Mais nous ne sommes pas des guépards. Car l’homme a rapidement su obtenir un avantage dans la chaîne alimentaire grâce à ses capacités cérébrales et son esprit d’équipe pour devenir un redoutable chasseur.
N’y a-t-il pas derrière cet étrange phénomène un véritable débat sur nos attributs anatomiques et physiologiques en lien avec notre alimentation ?
Faut-il toujours regarder dans le passé pour mieux nous comprendre, et si oui, jusqu’à quand ?
Finalement, que sait-on vraiment des impacts à court, moyen et long terme de la diète carnivore ? Les adeptes et promoteurs de ce mouvement usent-ils de sources sérieuses ou d’arguments fallacieux discutables ?
Est-ce une diète fondamentalement différente de la diète cétogène pauvre en glucides ?
L’évolution en boussole
L’alimentation de nos ancêtres est souvent utilisée pour justifier le rôle majeur des produits animaux pour notre développement et maintenir une bonne santé. Pourquoi ? Car nous avons des preuves assez solides que l’humanité a prospéré en chassant et consommant d’autres animaux.
L’homme est d’ailleurs la première cause d’extinction des plus grands mammifères terrestres. Les ossements de mammouths peuvent en témoigner. La « mégafaune », en passant des tortures géantes de Madagascar aux plus grands marsupiaux connu en Australie, a été une cible privilégiée de la chasse humaine.
On utilise donc bien facilement cette réalité historique pour justifier le rôle et l’importance des produits animaux.
C’est la carte de « l’homme préhistorique » !
Un sophisme de base qui expliquerait que c’est grâce à la viande et aux abats que nous avons notamment ce cerveau si développé aujourd’hui, et le manque de ces produits que nous sommes en si mauvaise santé.

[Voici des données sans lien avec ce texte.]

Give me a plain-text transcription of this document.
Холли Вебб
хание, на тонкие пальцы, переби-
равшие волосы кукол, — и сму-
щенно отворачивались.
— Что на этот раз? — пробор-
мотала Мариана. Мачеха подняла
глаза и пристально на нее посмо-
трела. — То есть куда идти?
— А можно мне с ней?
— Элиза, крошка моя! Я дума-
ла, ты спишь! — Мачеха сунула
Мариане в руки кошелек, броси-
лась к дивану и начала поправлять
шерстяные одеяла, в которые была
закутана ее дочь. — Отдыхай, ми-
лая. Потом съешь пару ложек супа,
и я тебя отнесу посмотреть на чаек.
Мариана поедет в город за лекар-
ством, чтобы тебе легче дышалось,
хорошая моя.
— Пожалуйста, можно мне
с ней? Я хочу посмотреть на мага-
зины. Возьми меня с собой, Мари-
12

Mais il y a plusieurs gros problèmes.
Les « couacs » évolutifs
Nous ne sommes plus des hommes préhistoriques. Même si certains sont bien restés à l’âge de Pierre, notre histoire évolutive récente illustre comment des changements alimentaires récents ont bouleversé notre biologie.
L’exemple du lait est frappant. Aucun adulte sur terre ne pouvait digérer le lactose avant la révolution alimentaire de l’élevage. Ce lait a entraîné l’arrêt du phénomène de sevrage en seulement 10 000 ans (1).

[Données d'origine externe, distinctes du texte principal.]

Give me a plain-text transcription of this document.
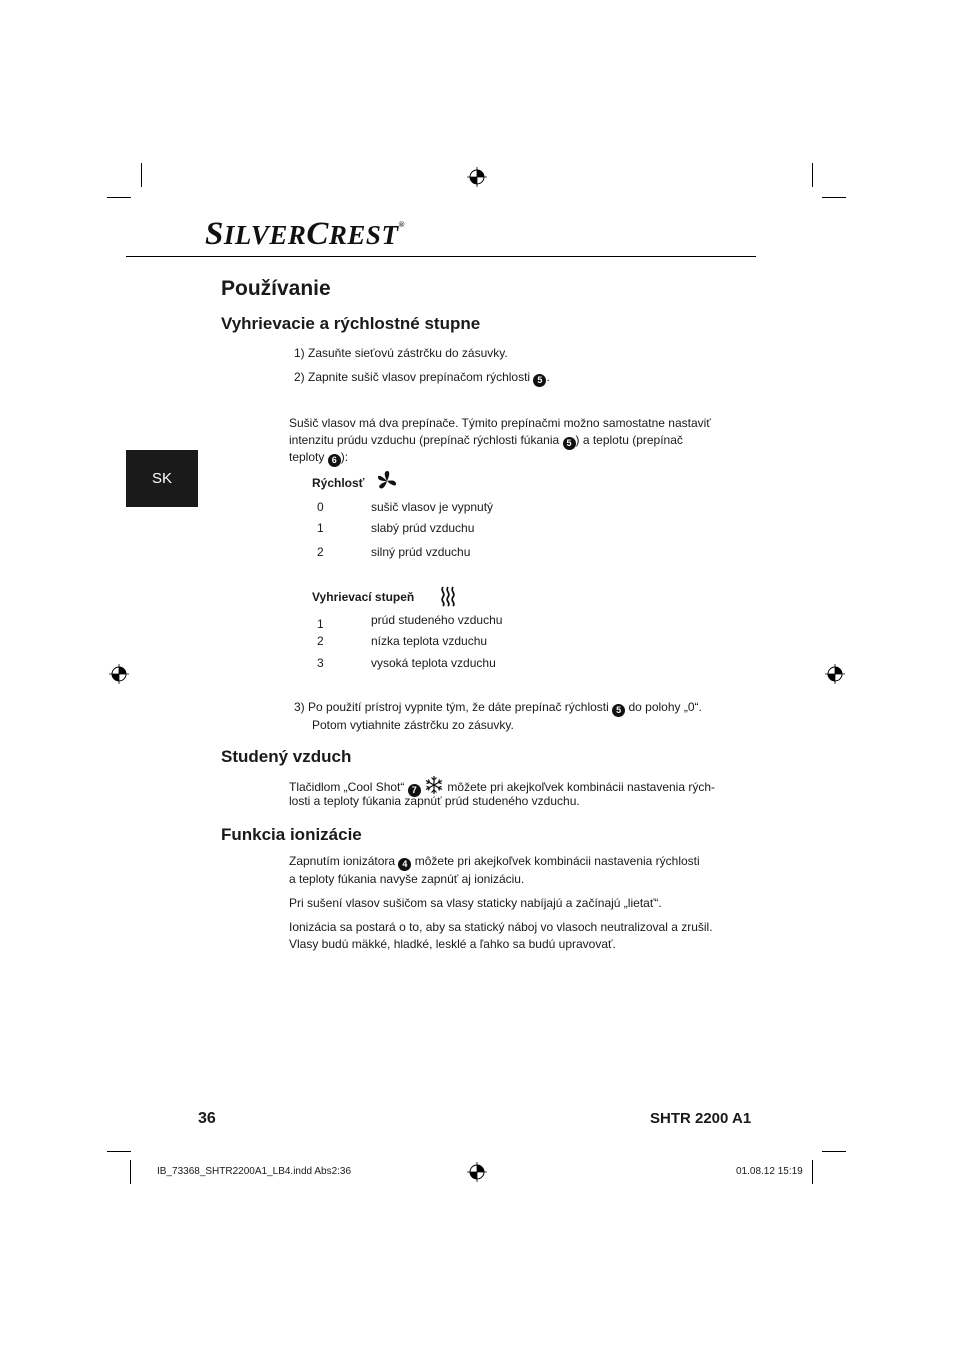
SILVERCREST®
SK
Používanie
Vyhrievacie a rýchlostné stupne
1) Zasuňte sieťovú zástrčku do zásuvky.
2) Zapnite sušič vlasov prepínačom rýchlosti 5 .
Sušič vlasov má dva prepínače. Týmito prepínačmi možno samostatne nastaviť
intenzitu prúdu vzduchu (prepínač rýchlosti fúkania 5 ) a teplotu (prepínač
teploty 6 ):
Rýchlosť
0	sušič vlasov je vypnutý
1	slabý prúd vzduchu
2	silný prúd vzduchu
Vyhrievací stupeň
1	prúd studeného vzduchu
2	nízka teplota vzduchu
3	vysoká teplota vzduchu
3) Po použití prístroj vypnite tým, že dáte prepínač rýchlosti 5 do polohy „0“.
Potom vytiahnite zástrčku zo zásuvky.
Studený vzduch
Tlačidlom „Cool Shot“ 7  môžete pri akejkoľvek kombinácii nastavenia rých-
losti a teploty fúkania zapnúť prúd studeného vzduchu.
Funkcia ionizácie
Zapnutím ionizátora 4 môžete pri akejkoľvek kombinácii nastavenia rýchlosti
a teploty fúkania navyše zapnúť aj ionizáciu.
Pri sušení vlasov sušičom sa vlasy staticky nabíjajú a začínajú „lietať“.
Ionizácia sa postará o to, aby sa statický náboj vo vlasoch neutralizoval a zrušil.
Vlasy budú mäkké, hladké, lesklé a ľahko sa budú upravovať.
36	SHTR 2200 A1
IB_73368_SHTR2200A1_LB4.indd Abs2:36	01.08.12 15:19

Mais aussi l’amidon ! Ce long assemblage de glucoses simples qui compose la majorité des réserves énergétiques des tubercules, du riz, du blé et des légumineuses fait partie intégrante de notre alimentation.
À force de confronter notre organisme avec ces aliments, nous avons facilité la digestion de l’amidon en multipliant les copies génétiques de l’amylase qui s’en occupent dans l’intestin (2).

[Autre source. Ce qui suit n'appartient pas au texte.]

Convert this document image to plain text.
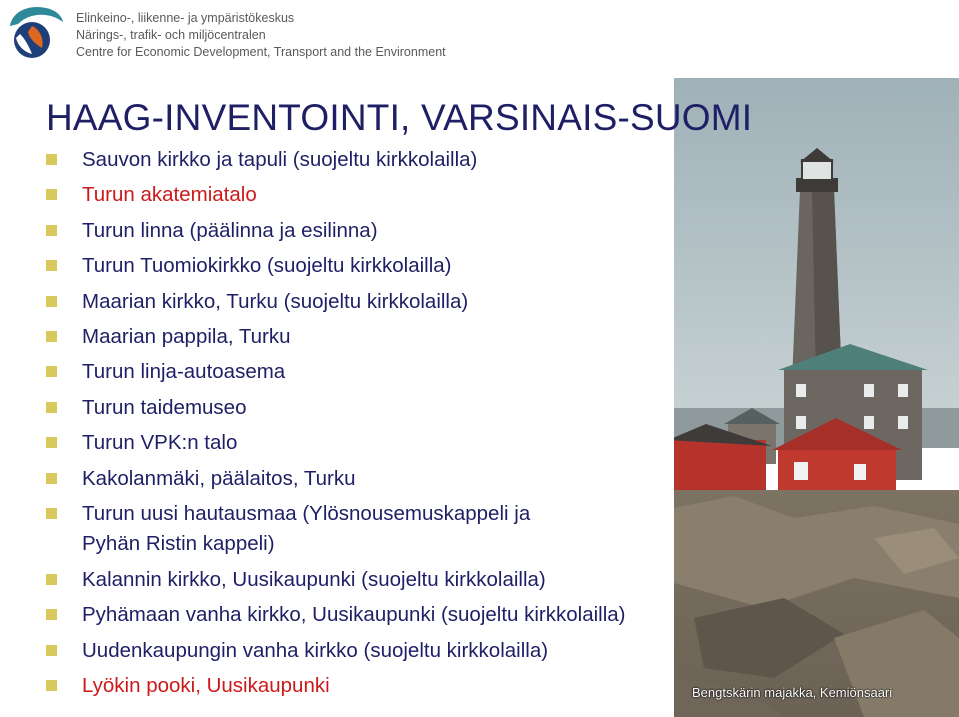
Elinkeino-, liikenne- ja ympäristökeskus
Närings-, trafik- och miljöcentralen
Centre for Economic Development, Transport and the Environment
Bengtskärin majakka, Kemiönsaari
HAAG-INVENTOINTI, VARSINAIS-SUOMI
Sauvon kirkko ja tapuli (suojeltu kirkkolailla)
Turun akatemiatalo
Turun linna (päälinna ja esilinna)
Turun Tuomiokirkko (suojeltu kirkkolailla)
Maarian kirkko, Turku (suojeltu kirkkolailla)
Maarian pappila, Turku
Turun linja-autoasema
Turun taidemuseo
Turun VPK:n talo
Kakolanmäki, päälaitos, Turku
Turun uusi hautausmaa (Ylösnousemuskappeli ja
Pyhän Ristin kappeli)
Kalannin kirkko, Uusikaupunki (suojeltu kirkkolailla)
Pyhämaan vanha kirkko, Uusikaupunki (suojeltu kirkkolailla)
Uudenkaupungin vanha kirkko (suojeltu kirkkolailla)
Lyökin pooki, Uusikaupunki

Ces évolutions ne sont pas tranchées. 70 à 75 % de la population ne digère pas ou mal le sucre du lait, le lactose. Mais elles démontrent comment de très courtes périodes de notre histoire (10 000 ans versus 2 à 4 millions d’années) ont pu profondément changer notre physiologie.
Ces nouvelles dispositions génétiques se sont répandues comme une traînée de poudre chez les éleveurs en conférant un avantage évolutif marqué.
Homo omnivora
Nous avons toujours été des omnivores. Les analyses paléontologiques sur les restes de dents et des ustensiles de cuisine révèlent que l’alimentation de nos ancêtres préhistoriques a toujours été opportuniste, typique de l’omnivorisme. Les chercheurs utilisent les signatures isotopiques du calcium et du strontium pour décrire les grands groupes alimentaires : carnivores, herbivores… et les confronter avec les différentes lignées humaines (3).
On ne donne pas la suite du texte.